Cagliari, Pula und Nora

Bei einem Besuch einer uns unbekannten Stadt erfahren wir nicht nur mehr über deren Geschichte, sondern es eröffnet sich uns auch eine neue Welt. Wir werden uns der Tatsache bewusst, wie entscheidend die Atmosphäre eines Ortes für diejenigen ist, die dort verwurzelt sind, aber auch dass – unser Leben von diesem fernen Ort aus betrachtet – uns in einem ganz neuen Licht erscheint.
 
 
– Cagliari, eine Stadt des Lichtes –
 
Ein kurzer Spaziergang durch die Gassen der Altstadtviertel Cagliaris kann zu einer aufregenden Erfahrung werden. 
Die Stadt wird gen Süden vom Meer begrenzt und gen Osten und Westen von den Lagunenseen Molentargius und Santa Gilla. Die zahlreichen Hügel, auf denen die verschiedenen Stadtviertel entstanden sind, blicken auf den Hafen und das Meer und bieten an jeder Straßenecke ein immer wieder aufs Neue überraschendes Panorama. Mehr noch als von der Schönheit der Architektur wird man bei einem Spaziergang durch Cagliari unweigerlich genau davon überrascht: von der Schönheit der Ausblicke. Das, was die Stadt auszeichnet, hat etwas mit dem Licht zu tun, mit der Reinheit der Schatten, mit der Art und Weise, wie die Dunkelheit nach Sonnenuntergang einbricht. Bei einem Besuch der Altstadt scheint es so zu sein, dass die Linien der Stadt nicht von den Straßen gezogen werden, und auch nicht vom Profil der antiken Mauern und der beeindruckenden Statur der Türme, sondern vielmehr von den Ausblicken, den Blickpunkten und den Aussichtsflächen auf der Anhöhe. Deshalb sollte man durch die Gassen des Zentrums auch nicht zügig schreiten, sondern vielmehr flanieren und den Blick und damit auch die Gedanken schweifen lassen. 
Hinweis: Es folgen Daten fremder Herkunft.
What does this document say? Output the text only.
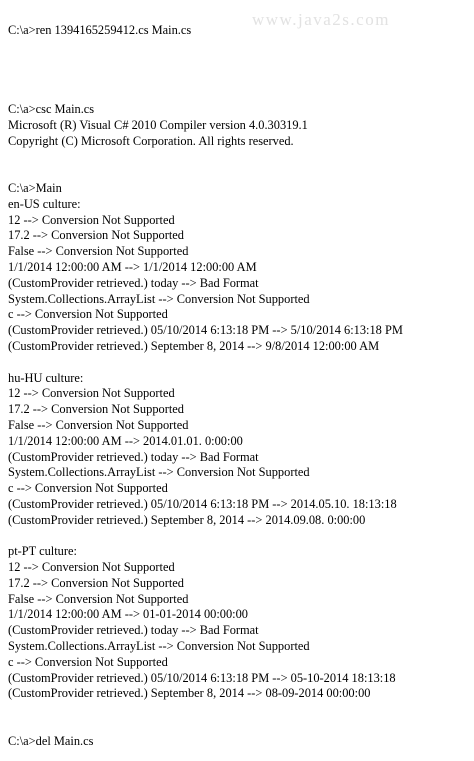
www.java2s.com
C:\a>ren 1394165259412.cs Main.cs
C:\a>csc Main.cs
Microsoft (R) Visual C# 2010 Compiler version 4.0.30319.1
Copyright (C) Microsoft Corporation. All rights reserved.
C:\a>Main
en-US culture:
12 --> Conversion Not Supported
17.2 --> Conversion Not Supported
False --> Conversion Not Supported
1/1/2014 12:00:00 AM --> 1/1/2014 12:00:00 AM
(CustomProvider retrieved.) today --> Bad Format
System.Collections.ArrayList --> Conversion Not Supported
c --> Conversion Not Supported
(CustomProvider retrieved.) 05/10/2014 6:13:18 PM --> 5/10/2014 6:13:18 PM
(CustomProvider retrieved.) September 8, 2014 --> 9/8/2014 12:00:00 AM
hu-HU culture:
12 --> Conversion Not Supported
17.2 --> Conversion Not Supported
False --> Conversion Not Supported
1/1/2014 12:00:00 AM --> 2014.01.01. 0:00:00
(CustomProvider retrieved.) today --> Bad Format
System.Collections.ArrayList --> Conversion Not Supported
c --> Conversion Not Supported
(CustomProvider retrieved.) 05/10/2014 6:13:18 PM --> 2014.05.10. 18:13:18
(CustomProvider retrieved.) September 8, 2014 --> 2014.09.08. 0:00:00
pt-PT culture:
12 --> Conversion Not Supported
17.2 --> Conversion Not Supported
False --> Conversion Not Supported
1/1/2014 12:00:00 AM --> 01-01-2014 00:00:00
(CustomProvider retrieved.) today --> Bad Format
System.Collections.ArrayList --> Conversion Not Supported
c --> Conversion Not Supported
(CustomProvider retrieved.) 05/10/2014 6:13:18 PM --> 05-10-2014 18:13:18
(CustomProvider retrieved.) September 8, 2014 --> 08-09-2014 00:00:00
C:\a>del Main.cs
Der historische Stadtkern besteht aus dem mittelalterlichen Stadtviertel Castello, das von den Pisanern gegründet und befestigt wurde, was danach das Entstehen weiterer Stadtviertel an den Hängen förderte, die Rede ist von den Stadtteilen Stampace, Marina und Villanova.
 
– Castello –
In Cagliari geht es entweder hoch oder runter, selten nur kann man hier auf der Ebene flanieren.
Unser Besuch der Stadt beginnt folglich auf dem höchsten Punkt, auf der Piazza Indipendenza, die beherrscht wird von dem im 14. Jh. errichteten Turm San Pancrazio. Weiter geht es dann durch die engen Gassen hinunter zum Elefantenturm (Torre dell‘Elefante), vorbei an den Ateliers der Handwerker und Antiquitätenläden, den kleinen Lokalen, Trattorie und einigen der wichtigsten historischen Gebäuden der Stadt: allen voran die Museumszitadelle (Cittadella dei Musei), in der sich das Archäologische Museum, das wichtigste Sardiniens, und das Volkskundemuseum (Museo Etnografico) befinden; der Palazzo Viceregio und die Kathedrale Santa Maria. Die Kathedrale ist eines der bekanntesten und beliebtesten Monumente der Stadt. Sie wurde von den Pisanern erbaut und von den Spaniern Ende des 17. Jahrhunderts mit barocken Formen neu gestaltet. Die Bastion von Saint Remy und Santa Croce sind der ideale Ort für einen Aperitif: Die Lokale entlang der Straße bieten einen außergewöhnlichen Blick auf die Unterstadt und das Meer.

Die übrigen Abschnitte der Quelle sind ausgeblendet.